Although ways to better our educational system don’t require exceptional insight, implementing those needed changes will be a never-ending challenge. This column, then, will lay out those challenges, review current practices and philosophies, and make suggestions for improvements.
Briefly, my experience has been as a classroom teacher: eight years in an elementary school district teaching eighth-grade language arts and for the last 24 years as an English teacher at Hinsdale South High School in Darien.
Not only have I had more than 3,000 students in my classes over the years, but I’ve also had extensive experience as a teacher representative through my teachers’ association, serving in almost all capacities from president to grievance chair, and from newsletter editor to chief spokesperson representing District 86 teachers in contract negotiations. Thus, I’ve worked with dozens of administrators and many school board members over the decades. In short, I’ve been around the educational track a few times.
Teaching is an art, not a science, so all efforts to objectify this subjective process will fail.
What makes my class effective isn’t some technique or test to which I should teach; no, the most crucial element of any classroom is the teacher. What works for my classroom doesn’t necessarily transfer to anyone else’s because I can’t transfer to that classroom. (We’ll go over this in more detail in another article.) Teachers need to learn as much as they can about teaching and then adapt, revise, and discard to create an environment based on the unique characteristics of each teacher.

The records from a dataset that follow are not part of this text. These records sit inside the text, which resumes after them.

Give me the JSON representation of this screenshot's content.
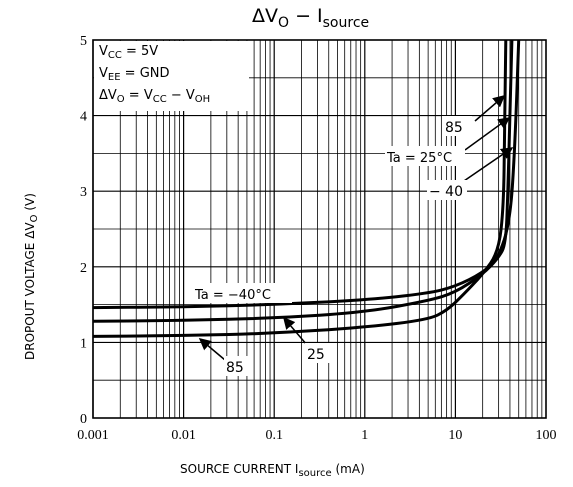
{
  "chart_data": {
    "type": "line",
    "title": {
      "prefix": "ΔV",
      "sub": "O",
      "mid": "  −  I",
      "sub2": "source"
    },
    "xlabel": {
      "pre": "SOURCE CURRENT   I",
      "sub": "source",
      "post": "   (mA)"
    },
    "ylabel": {
      "pre": "DROPOUT VOLTAGE   ΔV",
      "sub": "O",
      "post": "   (V)"
    },
    "x_scale": "log",
    "xlim": [
      0.001,
      100
    ],
    "ylim": [
      0,
      5
    ],
    "x_ticks": [
      "0.001",
      "0.01",
      "0.1",
      "1",
      "10",
      "100"
    ],
    "y_ticks": [
      "0",
      "1",
      "2",
      "3",
      "4",
      "5"
    ],
    "grid": true,
    "conditions": [
      {
        "pre": "V",
        "sub": "CC",
        "post": " = 5V"
      },
      {
        "pre": "V",
        "sub": "EE",
        "post": " = GND"
      },
      {
        "pre": "ΔV",
        "sub": "O",
        "post": " = V",
        "sub2": "CC",
        "post2": " − V",
        "sub3": "OH"
      }
    ],
    "series": [
      {
        "name": "−40",
        "x": [
          0.001,
          0.01,
          0.1,
          1,
          5,
          10,
          20,
          30,
          40,
          45,
          50
        ],
        "y": [
          1.46,
          1.47,
          1.5,
          1.56,
          1.65,
          1.74,
          1.92,
          2.12,
          2.6,
          3.5,
          5.0
        ]
      },
      {
        "name": "25",
        "x": [
          0.001,
          0.01,
          0.1,
          1,
          5,
          10,
          20,
          30,
          36,
          38,
          40,
          42
        ],
        "y": [
          1.28,
          1.29,
          1.32,
          1.4,
          1.55,
          1.66,
          1.9,
          2.12,
          2.3,
          3.0,
          4.0,
          5.0
        ]
      },
      {
        "name": "85",
        "x": [
          0.001,
          0.01,
          0.1,
          1,
          5,
          8,
          12,
          20,
          30,
          34,
          35,
          36
        ],
        "y": [
          1.08,
          1.09,
          1.12,
          1.2,
          1.3,
          1.42,
          1.62,
          1.9,
          2.2,
          2.8,
          3.8,
          5.0
        ]
      }
    ],
    "annotations": [
      {
        "text": "85",
        "kind": "upper"
      },
      {
        "text": "Ta = 25°C",
        "kind": "upper"
      },
      {
        "text": "− 40",
        "kind": "upper"
      },
      {
        "text": "Ta = −40°C",
        "kind": "lower"
      },
      {
        "text": "25",
        "kind": "lower"
      },
      {
        "text": "85",
        "kind": "lower"
      }
    ]
  }
}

That doesn’t mean we should ignore standards. Actually, we should be discussing those things important for our students to learn more often than we do. The problem with educational reform movements is that they focus mostly on objective trivia measured by paper and pencil exams.

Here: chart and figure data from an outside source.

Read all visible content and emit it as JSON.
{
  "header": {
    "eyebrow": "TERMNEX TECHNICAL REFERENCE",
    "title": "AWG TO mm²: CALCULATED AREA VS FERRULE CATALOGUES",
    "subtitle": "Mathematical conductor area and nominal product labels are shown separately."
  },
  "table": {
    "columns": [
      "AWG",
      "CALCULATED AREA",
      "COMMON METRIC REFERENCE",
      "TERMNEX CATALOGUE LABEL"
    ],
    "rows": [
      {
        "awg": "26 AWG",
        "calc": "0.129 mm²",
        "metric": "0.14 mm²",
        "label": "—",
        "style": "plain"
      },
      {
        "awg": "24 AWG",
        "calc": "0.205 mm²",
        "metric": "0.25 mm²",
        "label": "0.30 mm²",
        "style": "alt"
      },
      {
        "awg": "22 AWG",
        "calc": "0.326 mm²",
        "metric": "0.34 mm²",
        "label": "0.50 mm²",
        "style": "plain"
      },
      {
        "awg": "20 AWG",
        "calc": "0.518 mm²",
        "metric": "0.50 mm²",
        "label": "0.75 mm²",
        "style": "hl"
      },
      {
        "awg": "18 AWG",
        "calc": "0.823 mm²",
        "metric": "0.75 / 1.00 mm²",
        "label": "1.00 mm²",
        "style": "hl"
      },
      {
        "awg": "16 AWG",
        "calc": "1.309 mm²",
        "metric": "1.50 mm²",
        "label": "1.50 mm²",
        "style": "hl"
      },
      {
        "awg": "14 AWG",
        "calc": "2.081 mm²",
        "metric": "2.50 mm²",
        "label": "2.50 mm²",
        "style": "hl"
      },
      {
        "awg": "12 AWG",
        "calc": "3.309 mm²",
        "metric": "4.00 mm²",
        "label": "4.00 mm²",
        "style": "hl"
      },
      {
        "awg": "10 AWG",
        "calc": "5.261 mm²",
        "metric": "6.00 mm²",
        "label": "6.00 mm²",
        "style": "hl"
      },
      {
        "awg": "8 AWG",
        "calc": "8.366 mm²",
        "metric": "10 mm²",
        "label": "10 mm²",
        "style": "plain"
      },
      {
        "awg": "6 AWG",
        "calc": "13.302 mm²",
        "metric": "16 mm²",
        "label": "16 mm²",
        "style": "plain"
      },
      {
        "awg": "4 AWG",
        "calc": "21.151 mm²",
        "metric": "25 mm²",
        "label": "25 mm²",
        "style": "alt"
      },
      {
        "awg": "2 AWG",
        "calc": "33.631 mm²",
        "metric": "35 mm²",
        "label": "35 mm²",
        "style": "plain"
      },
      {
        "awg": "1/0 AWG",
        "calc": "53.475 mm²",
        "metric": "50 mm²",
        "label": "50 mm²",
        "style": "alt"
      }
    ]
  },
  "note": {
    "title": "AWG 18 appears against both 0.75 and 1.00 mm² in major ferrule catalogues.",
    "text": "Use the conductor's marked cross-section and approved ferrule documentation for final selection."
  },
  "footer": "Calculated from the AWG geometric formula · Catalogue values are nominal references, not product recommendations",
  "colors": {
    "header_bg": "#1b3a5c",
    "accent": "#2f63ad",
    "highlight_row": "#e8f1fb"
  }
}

Standardized tests are not the best way to assess student progress when the goal of school systems—students capable of lucid, insightful thinking and expression who have the ability to find, to evaluate and to use information—can’t be tested well with objective tests.
The bulk of our non-teaching time should be spent discussing what it is we want our students to be able to do instead of some “expert” lecturing us on how we should teach despite that expert’s not having spent any time in our classrooms. Teachers need a larger voice in education initiatives.

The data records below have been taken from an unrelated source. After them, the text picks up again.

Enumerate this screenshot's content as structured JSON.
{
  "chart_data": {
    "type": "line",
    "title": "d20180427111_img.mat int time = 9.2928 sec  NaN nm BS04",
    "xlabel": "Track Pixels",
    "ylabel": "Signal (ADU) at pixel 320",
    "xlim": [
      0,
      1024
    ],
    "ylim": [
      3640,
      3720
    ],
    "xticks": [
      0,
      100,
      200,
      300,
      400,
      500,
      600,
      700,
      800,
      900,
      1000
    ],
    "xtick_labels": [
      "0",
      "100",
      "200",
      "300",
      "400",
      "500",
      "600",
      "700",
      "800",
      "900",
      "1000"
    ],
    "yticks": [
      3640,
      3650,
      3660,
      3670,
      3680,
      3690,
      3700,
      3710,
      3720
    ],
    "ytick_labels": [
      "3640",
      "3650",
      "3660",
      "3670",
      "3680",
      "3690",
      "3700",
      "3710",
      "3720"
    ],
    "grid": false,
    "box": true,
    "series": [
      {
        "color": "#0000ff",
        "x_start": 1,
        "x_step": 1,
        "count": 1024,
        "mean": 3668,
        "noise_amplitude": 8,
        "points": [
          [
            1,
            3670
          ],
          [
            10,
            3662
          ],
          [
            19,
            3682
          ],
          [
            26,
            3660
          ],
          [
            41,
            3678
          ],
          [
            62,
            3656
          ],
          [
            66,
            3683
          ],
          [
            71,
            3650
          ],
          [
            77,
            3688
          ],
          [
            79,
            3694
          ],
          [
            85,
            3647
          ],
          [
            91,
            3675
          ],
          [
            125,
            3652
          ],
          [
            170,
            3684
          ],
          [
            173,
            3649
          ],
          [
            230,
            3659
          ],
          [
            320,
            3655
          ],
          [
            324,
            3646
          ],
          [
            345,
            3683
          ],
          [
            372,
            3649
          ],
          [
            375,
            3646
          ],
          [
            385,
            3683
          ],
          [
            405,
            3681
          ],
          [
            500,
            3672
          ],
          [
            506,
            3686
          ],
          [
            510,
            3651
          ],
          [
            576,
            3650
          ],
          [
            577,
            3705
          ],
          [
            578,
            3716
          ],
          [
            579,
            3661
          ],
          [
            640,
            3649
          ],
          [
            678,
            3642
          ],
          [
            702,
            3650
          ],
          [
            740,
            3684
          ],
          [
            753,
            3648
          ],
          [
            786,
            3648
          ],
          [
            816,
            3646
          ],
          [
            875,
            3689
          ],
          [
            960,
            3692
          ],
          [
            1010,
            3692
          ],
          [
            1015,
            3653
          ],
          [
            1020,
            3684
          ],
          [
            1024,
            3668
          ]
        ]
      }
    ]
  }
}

The trend, however, is exactly the opposite.
From the flawed No Child Left Behind to the gimmicky “report cards” Illinois schools are given, people who know nothing about my classroom keep trying to tell me how I should teach.
Not only is it absurd to think that any one program can improve every school, it’s futile to try to force independent, experienced teachers to conform to a one-size-fits-all approach. Once the bell rings and it’s just me with 25 freshmen, I’m going to do what I think is best regardless of the latest trend.
Whatever ideas or techniques come our way, we are going to mold them to our own methods (if we use them at all), so including teachers as partners in the process is the ONLY way reform movements will have ANY positive impact.
Once we accept the two basic concepts that there’s no one way to teach and that teachers need to be included at the inception of any education initiatives, we then have to figure out a way to unleash the collective brilliance of those teachers.
I have dozens of ideas on how to make my school better: from grades to special education to selecting administrators to improving school boards to teacher training to…you get the idea (or if you keep reading this column in the weeks ahead, you will).
And I’m hardly unusual in this regard as there are thousands of teachers across the country who could impact every problem any school is experiencing.
The difficulty, then, is to find ways to get those ideas on the educational table so that we can check them out.
The hierarchal nature of most school systems, unfortunately, has evolved into a Kafkaesque nightmare where practical ideas never get serious consideration as politicians ponitificate, school boards posture and administrators scurry for cover (or vice versa), all at the expense of student education.
Teachers don’t care about “differentiated accountablity classifications” or “disaggregated data;” we just want to help our students learn. That we have to ask to be included in discussions on how to achieve this shows the lunacy that has taken over many schools.
The most fundamental educational reform we could institute would be to foster methods for teachers to be the driving force in all reform movements.
Until we do, we will continue to see program after program fail, but not before consuming enormous amounts of cash and time. Top-down mandates have little chance for success, but tapping the talent each school has on staff could improve every school in a year.
Instead of an adversarial atmosphere where teachers are seen simply as technicians who have to be told what to do, we need an inclusive approach that recognizes there will be no progress without teachers who believe in what they’re doing. Creativity, cooperation, and respect will then take root in the system, leading to better schools.
Contrast that with today’s accountability, standardization and animosity, which have only led to wasted opportunities. I plan to suggest some common sense approaches through this forum which could lead us in a better direction.
Because each student goes through the public schools just once, we lose forever roughly one-twelfth of our opportunities each year when seniors graduate.
And let’s not be overly pessimistic or melodramatic either: Most graduates benefit from their education and will do well as their lives progress, at least in part, because of public education as it now exists.
It’s just that we could do so much better—not with some new program, test or guru—but with a philosophical shift that would never “fix” public schools, instead creating an atmosphere of constructive energy, where all members of the system recognize their worth and feel respected by the process, where education matters more than test scores and where teachers assume their rightful places as key components in improving our world.
Not something we could measure with a multiple-choice exam or cost out, I realize—just much, much better for everyone.